Recent news of the Colorado River’s steep drop in water flow has reignited a conversation about future water needs and water use in California and the American West. The Colorado River is seeing its 23rd year of official drought according to the Bureau of Reclamation, while historically giant reservoirs like Lake Mead and Lake Powell suffer extremely low water levels. In addition, Lake Havasu is reportedly so low in water level that the hydropower its water flow feeds to Hoover Dam is at risk. Millions could be deemed powerless as a result.

Not often discussed is the agricultural consequences of a trickling Colorado River. According to, farmers in Western Arizona and our own Imperial Valley account for 75 percent of all water taken out of the river. These two regions account for production of 90 percent of the countries leafy greens and many vegetables. The enduring costs of climate change will only make the water emergency worse, with California expected to take a 10 percent hit to our available water supply over the next 20 years.

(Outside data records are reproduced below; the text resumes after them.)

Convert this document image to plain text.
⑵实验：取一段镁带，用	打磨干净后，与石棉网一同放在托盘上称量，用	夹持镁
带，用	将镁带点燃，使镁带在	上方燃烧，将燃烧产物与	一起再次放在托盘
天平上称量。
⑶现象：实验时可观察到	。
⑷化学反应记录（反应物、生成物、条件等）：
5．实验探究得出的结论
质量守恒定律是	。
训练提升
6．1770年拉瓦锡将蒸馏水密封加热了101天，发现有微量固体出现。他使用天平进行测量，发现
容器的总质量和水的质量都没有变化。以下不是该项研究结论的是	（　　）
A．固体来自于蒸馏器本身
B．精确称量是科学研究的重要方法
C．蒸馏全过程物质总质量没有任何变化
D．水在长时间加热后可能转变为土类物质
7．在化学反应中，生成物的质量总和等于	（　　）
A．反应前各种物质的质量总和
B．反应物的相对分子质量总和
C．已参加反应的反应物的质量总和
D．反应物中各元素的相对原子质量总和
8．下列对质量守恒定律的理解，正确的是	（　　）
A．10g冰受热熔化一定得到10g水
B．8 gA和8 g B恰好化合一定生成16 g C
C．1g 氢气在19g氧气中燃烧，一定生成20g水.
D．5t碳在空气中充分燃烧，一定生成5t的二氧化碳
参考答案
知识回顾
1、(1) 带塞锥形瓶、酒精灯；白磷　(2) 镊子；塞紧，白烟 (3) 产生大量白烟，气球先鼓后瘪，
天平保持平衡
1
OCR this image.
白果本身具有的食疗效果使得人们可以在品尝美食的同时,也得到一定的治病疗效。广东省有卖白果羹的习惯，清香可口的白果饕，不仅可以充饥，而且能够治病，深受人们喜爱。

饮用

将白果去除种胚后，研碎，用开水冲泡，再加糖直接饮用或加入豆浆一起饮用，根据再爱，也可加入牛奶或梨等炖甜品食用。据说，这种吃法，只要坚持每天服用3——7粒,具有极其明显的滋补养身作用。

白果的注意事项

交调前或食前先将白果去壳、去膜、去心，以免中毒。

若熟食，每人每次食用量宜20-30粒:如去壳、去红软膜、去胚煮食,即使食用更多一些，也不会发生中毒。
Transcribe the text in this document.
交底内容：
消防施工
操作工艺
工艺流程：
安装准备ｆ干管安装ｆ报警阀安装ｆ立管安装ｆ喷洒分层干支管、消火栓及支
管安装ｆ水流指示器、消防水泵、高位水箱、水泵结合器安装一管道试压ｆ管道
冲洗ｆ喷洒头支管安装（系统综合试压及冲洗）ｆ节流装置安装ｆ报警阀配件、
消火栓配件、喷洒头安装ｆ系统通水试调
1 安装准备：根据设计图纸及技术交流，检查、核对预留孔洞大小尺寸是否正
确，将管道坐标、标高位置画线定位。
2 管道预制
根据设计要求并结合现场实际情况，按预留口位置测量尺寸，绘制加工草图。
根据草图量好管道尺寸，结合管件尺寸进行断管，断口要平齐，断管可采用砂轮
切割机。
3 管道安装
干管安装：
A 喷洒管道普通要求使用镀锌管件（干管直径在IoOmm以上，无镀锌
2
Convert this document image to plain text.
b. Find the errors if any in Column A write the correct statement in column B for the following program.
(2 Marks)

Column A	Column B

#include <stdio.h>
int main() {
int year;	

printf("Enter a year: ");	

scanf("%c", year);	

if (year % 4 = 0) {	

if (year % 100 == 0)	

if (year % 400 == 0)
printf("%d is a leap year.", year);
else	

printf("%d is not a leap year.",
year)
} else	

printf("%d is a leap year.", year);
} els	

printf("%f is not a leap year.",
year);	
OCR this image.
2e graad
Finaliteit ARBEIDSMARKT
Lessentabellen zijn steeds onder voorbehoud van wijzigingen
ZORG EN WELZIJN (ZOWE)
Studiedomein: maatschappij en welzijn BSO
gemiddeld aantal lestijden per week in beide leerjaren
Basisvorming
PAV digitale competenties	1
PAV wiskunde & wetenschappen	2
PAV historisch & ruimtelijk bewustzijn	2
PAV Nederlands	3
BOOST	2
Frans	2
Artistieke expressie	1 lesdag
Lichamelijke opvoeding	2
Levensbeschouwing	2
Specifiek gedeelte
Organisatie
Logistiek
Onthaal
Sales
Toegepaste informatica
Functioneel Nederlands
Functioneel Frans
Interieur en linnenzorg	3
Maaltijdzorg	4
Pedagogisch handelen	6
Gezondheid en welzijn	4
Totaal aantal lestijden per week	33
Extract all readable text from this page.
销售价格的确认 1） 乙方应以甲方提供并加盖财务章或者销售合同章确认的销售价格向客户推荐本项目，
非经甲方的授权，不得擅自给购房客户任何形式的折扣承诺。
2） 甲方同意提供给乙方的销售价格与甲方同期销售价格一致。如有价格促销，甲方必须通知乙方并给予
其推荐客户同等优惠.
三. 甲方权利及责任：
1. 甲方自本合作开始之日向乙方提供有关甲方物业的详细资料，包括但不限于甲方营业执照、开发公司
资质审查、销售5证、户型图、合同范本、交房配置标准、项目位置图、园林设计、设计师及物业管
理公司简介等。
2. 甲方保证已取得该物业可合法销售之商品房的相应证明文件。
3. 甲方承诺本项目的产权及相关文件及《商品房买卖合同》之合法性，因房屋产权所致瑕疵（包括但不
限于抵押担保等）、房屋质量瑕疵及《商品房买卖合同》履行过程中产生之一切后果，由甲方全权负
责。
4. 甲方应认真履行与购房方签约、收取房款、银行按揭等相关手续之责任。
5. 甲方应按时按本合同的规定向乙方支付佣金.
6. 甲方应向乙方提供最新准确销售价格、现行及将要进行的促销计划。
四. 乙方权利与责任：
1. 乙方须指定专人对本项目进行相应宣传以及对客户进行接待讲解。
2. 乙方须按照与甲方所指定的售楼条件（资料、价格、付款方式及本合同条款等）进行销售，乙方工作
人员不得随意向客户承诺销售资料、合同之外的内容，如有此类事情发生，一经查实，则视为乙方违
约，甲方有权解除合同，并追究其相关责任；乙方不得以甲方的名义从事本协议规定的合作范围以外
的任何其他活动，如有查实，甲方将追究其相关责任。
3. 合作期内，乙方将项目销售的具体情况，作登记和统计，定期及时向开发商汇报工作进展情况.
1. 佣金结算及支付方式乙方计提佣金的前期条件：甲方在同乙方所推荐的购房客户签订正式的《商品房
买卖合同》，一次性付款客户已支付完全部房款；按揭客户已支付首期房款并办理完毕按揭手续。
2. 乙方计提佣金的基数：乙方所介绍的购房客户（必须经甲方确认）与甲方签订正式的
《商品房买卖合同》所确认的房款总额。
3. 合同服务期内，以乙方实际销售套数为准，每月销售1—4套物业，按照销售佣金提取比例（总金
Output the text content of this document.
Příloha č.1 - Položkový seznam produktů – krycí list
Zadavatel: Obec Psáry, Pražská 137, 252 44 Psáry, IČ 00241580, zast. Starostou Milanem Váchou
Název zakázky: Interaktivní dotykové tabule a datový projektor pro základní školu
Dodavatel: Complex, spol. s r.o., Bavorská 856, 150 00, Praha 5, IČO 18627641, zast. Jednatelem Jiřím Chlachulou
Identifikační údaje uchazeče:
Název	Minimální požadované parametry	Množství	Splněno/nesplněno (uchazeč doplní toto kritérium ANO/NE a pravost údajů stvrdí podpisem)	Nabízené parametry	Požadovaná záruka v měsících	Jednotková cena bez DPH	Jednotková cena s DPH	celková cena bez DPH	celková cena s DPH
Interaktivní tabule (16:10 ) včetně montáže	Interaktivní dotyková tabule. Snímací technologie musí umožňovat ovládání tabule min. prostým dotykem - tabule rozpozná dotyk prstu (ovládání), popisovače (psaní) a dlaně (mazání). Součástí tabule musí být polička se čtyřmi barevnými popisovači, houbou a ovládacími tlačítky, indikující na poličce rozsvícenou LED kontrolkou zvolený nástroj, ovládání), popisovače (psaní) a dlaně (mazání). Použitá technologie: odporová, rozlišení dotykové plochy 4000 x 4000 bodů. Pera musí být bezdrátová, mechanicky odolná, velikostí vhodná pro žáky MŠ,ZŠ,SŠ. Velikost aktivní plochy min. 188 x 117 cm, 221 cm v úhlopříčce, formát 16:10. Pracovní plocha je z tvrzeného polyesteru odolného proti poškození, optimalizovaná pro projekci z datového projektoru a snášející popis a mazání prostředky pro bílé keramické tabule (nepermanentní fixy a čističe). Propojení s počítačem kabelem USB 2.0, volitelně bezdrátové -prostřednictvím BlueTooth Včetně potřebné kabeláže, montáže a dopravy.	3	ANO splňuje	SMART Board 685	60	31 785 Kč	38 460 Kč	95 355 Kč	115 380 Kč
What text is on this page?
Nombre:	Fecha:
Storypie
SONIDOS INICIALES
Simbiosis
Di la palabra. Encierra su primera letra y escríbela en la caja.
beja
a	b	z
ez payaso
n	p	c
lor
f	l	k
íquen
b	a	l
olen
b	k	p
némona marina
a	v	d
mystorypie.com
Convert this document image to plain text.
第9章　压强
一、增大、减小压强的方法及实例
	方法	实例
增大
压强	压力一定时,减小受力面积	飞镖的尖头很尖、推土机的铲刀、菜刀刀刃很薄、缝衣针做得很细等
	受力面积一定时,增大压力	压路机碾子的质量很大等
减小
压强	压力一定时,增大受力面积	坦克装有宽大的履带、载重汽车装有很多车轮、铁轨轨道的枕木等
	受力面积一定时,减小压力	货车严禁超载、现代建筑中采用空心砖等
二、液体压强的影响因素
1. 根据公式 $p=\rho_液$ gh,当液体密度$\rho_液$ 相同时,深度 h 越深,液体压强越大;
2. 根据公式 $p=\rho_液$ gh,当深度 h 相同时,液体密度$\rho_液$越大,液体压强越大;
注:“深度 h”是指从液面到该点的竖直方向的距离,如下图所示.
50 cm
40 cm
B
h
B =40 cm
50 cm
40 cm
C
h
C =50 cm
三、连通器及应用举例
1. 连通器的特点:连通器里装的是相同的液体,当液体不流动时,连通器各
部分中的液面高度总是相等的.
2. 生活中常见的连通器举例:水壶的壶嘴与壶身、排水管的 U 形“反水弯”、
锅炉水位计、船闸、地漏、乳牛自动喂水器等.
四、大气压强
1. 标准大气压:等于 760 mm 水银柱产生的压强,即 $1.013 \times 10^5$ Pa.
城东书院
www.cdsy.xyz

Last week, Governor Gavin Newsom released a water supply strategy that puts real money behind several proposed solutions to our persistent drought challenges. The plan includes, among its proposals:

  • Creating storage space for four million acre-feet of water
  • Recycling and reusing “at least” 800,000 acre-feet of water per year by 2030
  • Making better use of wastewater that currently discharges to the ocean
  • Saving 500,000 acre-feet of water through more efficient water use measures and conservation
  • Capturing stormwater
  • Desalinating ocean water and salty groundwater
  • Diversifying water supply and making the most of higher water flows during storms
  • Investing in modernizing our water systems
  • Reducing water use in cities and on farms
  • Improving water management through stronger data, forecasting, and better administration of water rights

Apparently, some of the rules used to administer water rights date as far back as the Gold Rush. And only so much stormwater can be captured. So policy changes and moves to invest in water storage, capture, and efficient use, while incredibly helpful, won’t be enough. What Californians and other Westerners are going to have to understand is that our behaviors must change. Shower times must be limited. In fact, showers should be turned off and on during moments of shampooing or lathering up before we turn back on to rinse. Sinks can’t be left on for the entirety of a tooth brushing. More dishes need doing in newer, water-efficient dishwashers that should be full before being run. Washing machines should only be running full loads of laundry. Tankless water heaters should be adopted by homeowners who can afford the transition so that water heats up more quickly and efficiently instead of running for several minutes. Homeowners associations and landlords need to invest in drip systems for common area gardens and landscapes. They should also be investing in rain barrels to capture rainwater that can augment gardening needs. Homeowners must convert their inefficient spray sprinklers to efficient systems so they are not watering so much adjoining concrete or asphalt. Industry and commercial real estate property managers should be required to find efficiencies in their operations and the state should be funding a significant public education effort in that regard to ensure it happens.

Panic isn’t the answer, but neither is the useless “pearl-clutching” or whining that we shouldn’t have to sacrifice so much to preserve water. Everybody plays a part here – industry, commercial real estate, rental properties, and homeowners alike. The suggestions in the previous paragraph are not difficult asks of each of us. We are in a climate emergency and need to start behaving as such.